The combined entity turned over total revenue of $3.3 billion in the previous financial year.
HPE's net profit of $1.3 million for 2016 came on total revenue of $2.1 billion.
Some $1.6 billion in revenue came from services, and it is expected much of this will shift to new entity DXC Technology for the 2017 financial year. DXC is the result of a merger between HPE's Enterprise Services unit and CSC, creating a new company that launched globally this month.
The Australia and New Zealand arm of the company boasts 10,000 staff, a significant number coming from CSC's acquisition of UXC in February 2016. Some 50 percent of DXC's entire global customer base is located in the ANZ region.
HPE will continue to run a services business despite spinning off Enterprises Services with CSC. HPE has relaunched its Technology Services unit under the new name Pointnext with the intent to support customers around hybrid IT, real-time data and analytics, and mobile solutions to "de-risk clients’ digital transformation".
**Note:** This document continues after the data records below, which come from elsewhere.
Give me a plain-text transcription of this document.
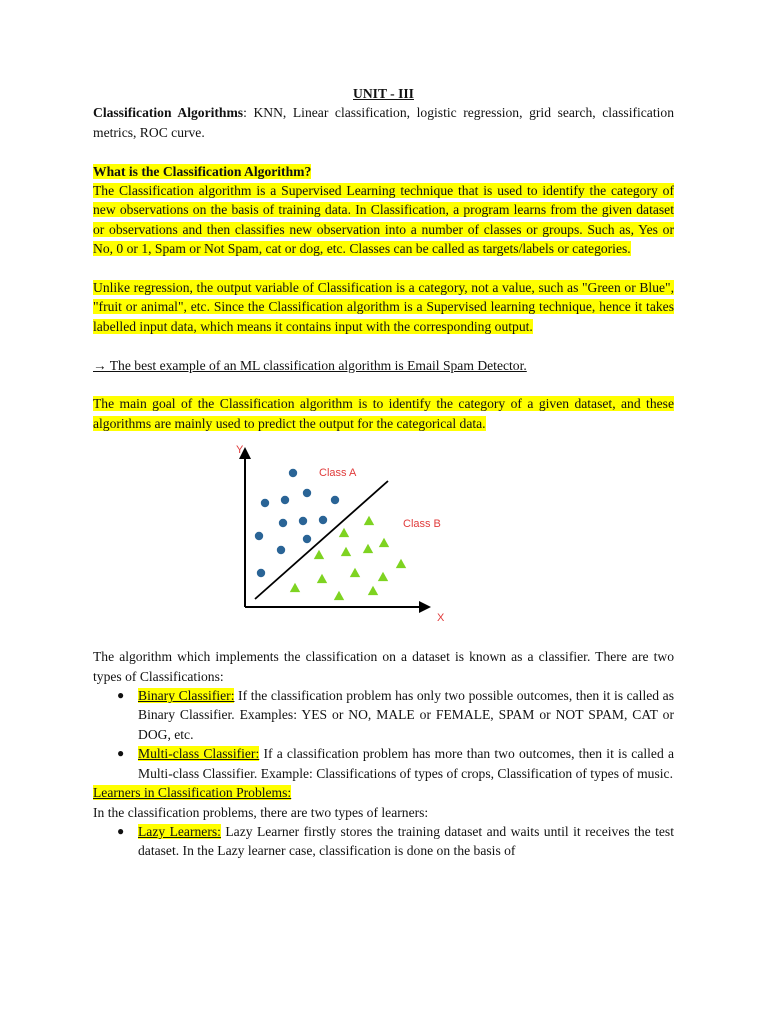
UNIT - III

Classification Algorithms: KNN, Linear classification, logistic regression, grid search, classification metrics, ROC curve.

What is the Classification Algorithm?

The Classification algorithm is a Supervised Learning technique that is used to identify the category of new observations on the basis of training data. In Classification, a program learns from the given dataset or observations and then classifies new observation into a number of classes or groups. Such as, Yes or No, 0 or 1, Spam or Not Spam, cat or dog, etc. Classes can be called as targets/labels or categories.

Unlike regression, the output variable of Classification is a category, not a value, such as "Green or Blue", "fruit or animal", etc. Since the Classification algorithm is a Supervised learning technique, hence it takes labelled input data, which means it contains input with the corresponding output.

→ The best example of an ML classification algorithm is Email Spam Detector.

The main goal of the Classification algorithm is to identify the category of a given dataset, and these algorithms are mainly used to predict the output for the categorical data.

Y
X
Class A
Class B

The algorithm which implements the classification on a dataset is known as a classifier. There are two types of Classifications:

● Binary Classifier: If the classification problem has only two possible outcomes, then it is called as Binary Classifier. Examples: YES or NO, MALE or FEMALE, SPAM or NOT SPAM, CAT or DOG, etc.
● Multi-class Classifier: If a classification problem has more than two outcomes, then it is called a Multi-class Classifier. Example: Classifications of types of crops, Classification of types of music.

Learners in Classification Problems:

In the classification problems, there are two types of learners:

● Lazy Learners: Lazy Learner firstly stores the training dataset and waits until it receives the test dataset. In the Lazy learner case, classification is done on the basis of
HPE closed 2016 with 4113 employees, 758 fewer than under the combined umbrella. HP Inc employed 383 staff in 2016.
How about HP Inc?
HP, which declined to comment when contacted by CRN, posted a net loss of $2.7 million for the year ending 31 October 2016 on a total revenue of $1.4 billion. The company is responsible for the sale, distribution and servicing of computer and printers.
Making year-on-year comparisons is difficult given the separation. Next year could also be challenging to unpick as a large part of HPE's revenue moves under DXC.
HP and HPE officially became two separate entities on 1 November 2015, a day after the 2015 financial reporting year for the company was over.
Globally, HPE has announced a number of major acquisitions so far in 2017, including the acquisition of hyperconverged vendor Simplivity for US$650 million and, most recently, the US$1 billion acquisition of all-flash storage vendor Nimble.
Both HP and HPE declined to comment when contacted by CRN.